By Patita Pavana Dasa
(Lord Brahma said) “Then also when the cowherd boys and their animals drank the poisoned water of the River Yamunā, and after the Lord (in His childhood) revived them by His merciful glance, just to purify the water of the River Yamunā He jumped into it as if playing and chastised the venomous Kāliya snake, which was lurking there, its tongue emitting waves of poison. Who can perform such herculean tasks but the Supreme Lord?” (Shrimad-Bhagavatam 2.7.28)
India’s sacred Yamuna River, whose sanctity is considered by devotees to surpass even that of the Ganges, has today become a dead stream of poisonous chemical waste, plastic bags and sewage. What a crime and ecological disaster for a river that is not only glorified throughout the Puranas and Mahabharata, but which throughout history has been described as Diamouna by Ptolemy, Jomanes by Pliny, and Jobares by Arrian, The Yamuna rises from Himalayan glaciers near Bandarpunch where Hanuman extinguished his burning tail after torching Shri Lanka. No place is more sacred along its banks than in Vrindavana where Lord Shri Krishna, the Son of Nanda and Supreme Personality of Godhead, enjoyed the association of His devotees—whether gopis or gopas. Along the Yamuna’s 860 mile course to meet the Ganga many other rivers join her including the Banganga, Chambal and Betwa.

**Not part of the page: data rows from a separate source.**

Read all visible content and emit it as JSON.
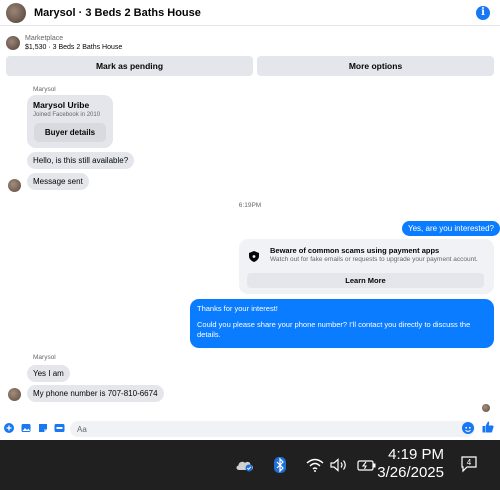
{
  "header": {
    "title": "Marysol · 3 Beds 2 Baths House"
  },
  "listing": {
    "source": "Marketplace",
    "price_title": "$1,530 · 3 Beds 2 Baths House",
    "mark_pending_label": "Mark as pending",
    "more_options_label": "More options"
  },
  "chat": {
    "sender_top": "Marysol",
    "profile": {
      "name": "Marysol Uribe",
      "joined": "Joined Facebook in 2010",
      "button": "Buyer details"
    },
    "msg_available": "Hello, is this still available?",
    "msg_sent": "Message sent",
    "timestamp": "6:19PM",
    "msg_interested": "Yes, are you interested?",
    "scam": {
      "title": "Beware of common scams using payment apps",
      "subtitle": "Watch out for fake emails or requests to upgrade your payment account.",
      "button": "Learn More"
    },
    "msg_long_1": "Thanks for your interest!",
    "msg_long_2": "Could you please share your phone number? I'll contact you directly to discuss the details.",
    "sender_bottom": "Marysol",
    "msg_yes": "Yes I am",
    "msg_phone": "My phone number is 707-810-6674"
  },
  "composer": {
    "placeholder": "Aa"
  },
  "taskbar": {
    "time": "4:19 PM",
    "date": "3/26/2025",
    "notification_count": "4"
  },
  "colors": {
    "accent": "#0a7cff",
    "brand": "#1877f2",
    "taskbar": "#202020"
  }
}
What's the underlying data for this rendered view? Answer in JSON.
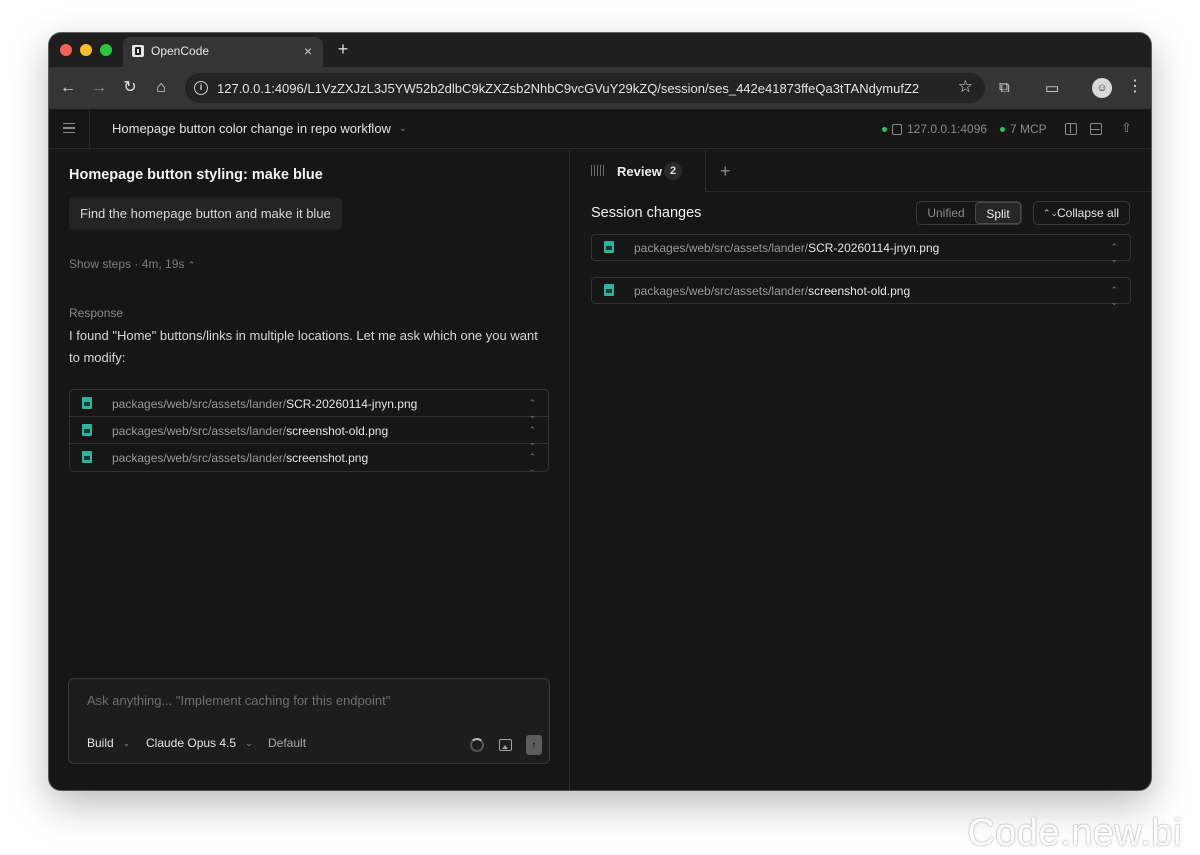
{
  "browser": {
    "tab_title": "OpenCode",
    "tab_close": "×",
    "new_tab": "+",
    "url": "127.0.0.1:4096/L1VzZXJzL3J5YW52b2dlbC9kZXZsb2NhbC9vcGVuY29kZQ/session/ses_442e41873ffeQa3tTANdymufZ2",
    "icons": [
      "back-icon",
      "forward-icon",
      "reload-icon",
      "home-icon",
      "info-icon",
      "bookmark-star-icon",
      "extensions-icon",
      "cast-icon",
      "avatar",
      "menu-dots-icon"
    ]
  },
  "header": {
    "session_title": "Homepage button color change in repo workflow",
    "server": "127.0.0.1:4096",
    "mcp": "7 MCP",
    "status_color": "#22c55e"
  },
  "left": {
    "prompt_title": "Homepage button styling: make blue",
    "user_message": "Find the homepage button and make it blue",
    "show_steps": "Show steps · 4m, 19s",
    "response_label": "Response",
    "response_text": "I found \"Home\" buttons/links in multiple locations. Let me ask which one you want to modify:",
    "files": [
      {
        "dir": "packages/web/src/assets/lander/",
        "name": "SCR-20260114-jnyn.png"
      },
      {
        "dir": "packages/web/src/assets/lander/",
        "name": "screenshot-old.png"
      },
      {
        "dir": "packages/web/src/assets/lander/",
        "name": "screenshot.png"
      }
    ],
    "composer": {
      "placeholder": "Ask anything... \"Implement caching for this endpoint\"",
      "agent": "Build",
      "model": "Claude Opus 4.5",
      "variant": "Default"
    }
  },
  "right": {
    "tab_label": "Review",
    "tab_count": "2",
    "add_tab": "+",
    "section_title": "Session changes",
    "view_options": [
      "Unified",
      "Split"
    ],
    "active_view": "Split",
    "collapse_all": "Collapse all",
    "files": [
      {
        "dir": "packages/web/src/assets/lander/",
        "name": "SCR-20260114-jnyn.png"
      },
      {
        "dir": "packages/web/src/assets/lander/",
        "name": "screenshot-old.png"
      }
    ]
  },
  "colors": {
    "accent_file_icon": "#2fb39a",
    "background": "#161616"
  },
  "watermark": "Code.new.bi"
}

Today looking back I remember my first visit to the Yamuna in 1973. As I emerged out of Vrindavana’s woodlands by way of the sandy parakrama trail, my first glance of this gentle stream as she curved through Vrindavana took me aback. Bearded saints whose physical ages defied estimation sat meditatively on the shore, or stood waist-deep in the fresh waters absorbed in prayerful mantras. The serene atmosphere was surcharged with a strong sense of sanctity that I can feel to this day.